Parker’s mood (take one)


Mapless, Parker figures he might as well keep driving until civilization or daybreak, whichever comes first. Privately he’s betting on the sun. He resigns himself to a news station coming through better than anything else, not because he wants to hear the news but because voices out of the night are company. Their father always was listening to news when he wasn’t listening to music, but Parker realizes that all the news talks about is the Towers, and the whole Towers thing has become another fear he’s trying to intimidate out of his way. The reality of the Towers was slow to dawn on Parker. He barely paid attention when Zema first told him, barely gave them any thought. He figured it was some hoax or stunt, like one of those TV shows where people do crazy shit to get themselves attention, or just for the sake of doing it.
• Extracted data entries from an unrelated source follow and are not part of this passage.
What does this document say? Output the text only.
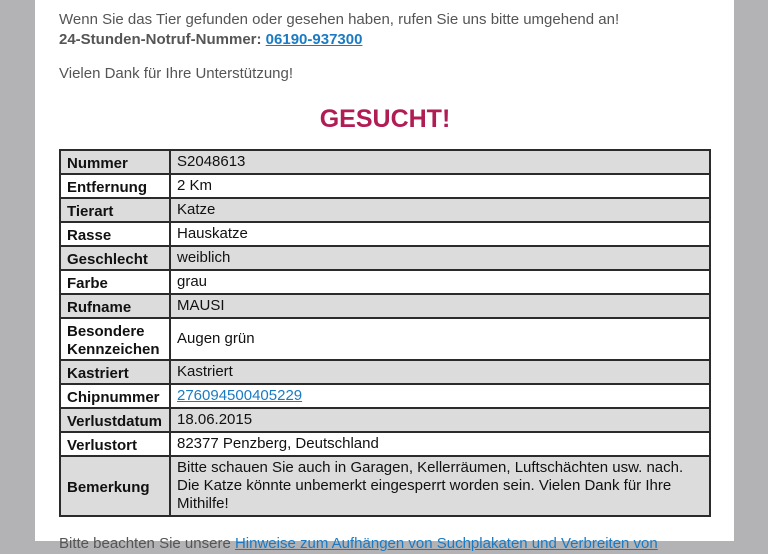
Wenn Sie das Tier gefunden oder gesehen haben, rufen Sie uns bitte umgehend an!
24-Stunden-Notruf-Nummer: 06190-937300
Vielen Dank für Ihre Unterstützung!
GESUCHT!
Nummer	S2048613
Entfernung	2 Km
Tierart	Katze
Rasse	Hauskatze
Geschlecht	weiblich
Farbe	grau
Rufname	MAUSI
Besondere Kennzeichen	Augen grün
Kastriert	Kastriert
Chipnummer	276094500405229
Verlustdatum	18.06.2015
Verlustort	82377 Penzberg, Deutschland
Bemerkung	Bitte schauen Sie auch in Garagen, Kellerräumen, Luftschächten usw. nach. Die Katze könnte unbemerkt eingesperrt worden sein. Vielen Dank für Ihre Mithilfe!
Bitte beachten Sie unsere Hinweise zum Aufhängen von Suchplakaten und Verbreiten von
Something some Vegas promoter built somewhere other than Vegas, and if it’s in bad taste, well, all the more proof it was cooked up in Vegas.

? ? ?

Obviously there’s no way they can be the actual Towers. What he remembers from when he was three isn’t the event itself, which his parents, like most parents of three-year-olds, went to whatever lengths they could to protect him from knowing too much about, with the footage of planes and people falling from the sky so horrific that no parent, let alone a kid, could wrap his or her mind around it. Or maybe in fact nobody but a kid can imagine people falling from the sky. Maybe for no one but a kid is such a thing so naturally the stuff of nightmares. What Parker remembers is less the actuality of the event than the ever-present sense of parents no longer reliable, the first traumatic lesson any kid learns—that there are limits to parental protection. In the seat next to him, Zema is having a nightmare right now: Does she dream of someone falling from the sky? Did she find among the playlist log, and see and read, her brother’s old petition for emancipation and what he wrote? “I don’t want to listen to this shit,” Parker declares, turning off the radio, not having meant to say it out loud. “Dad!” Zema cries, waking herself.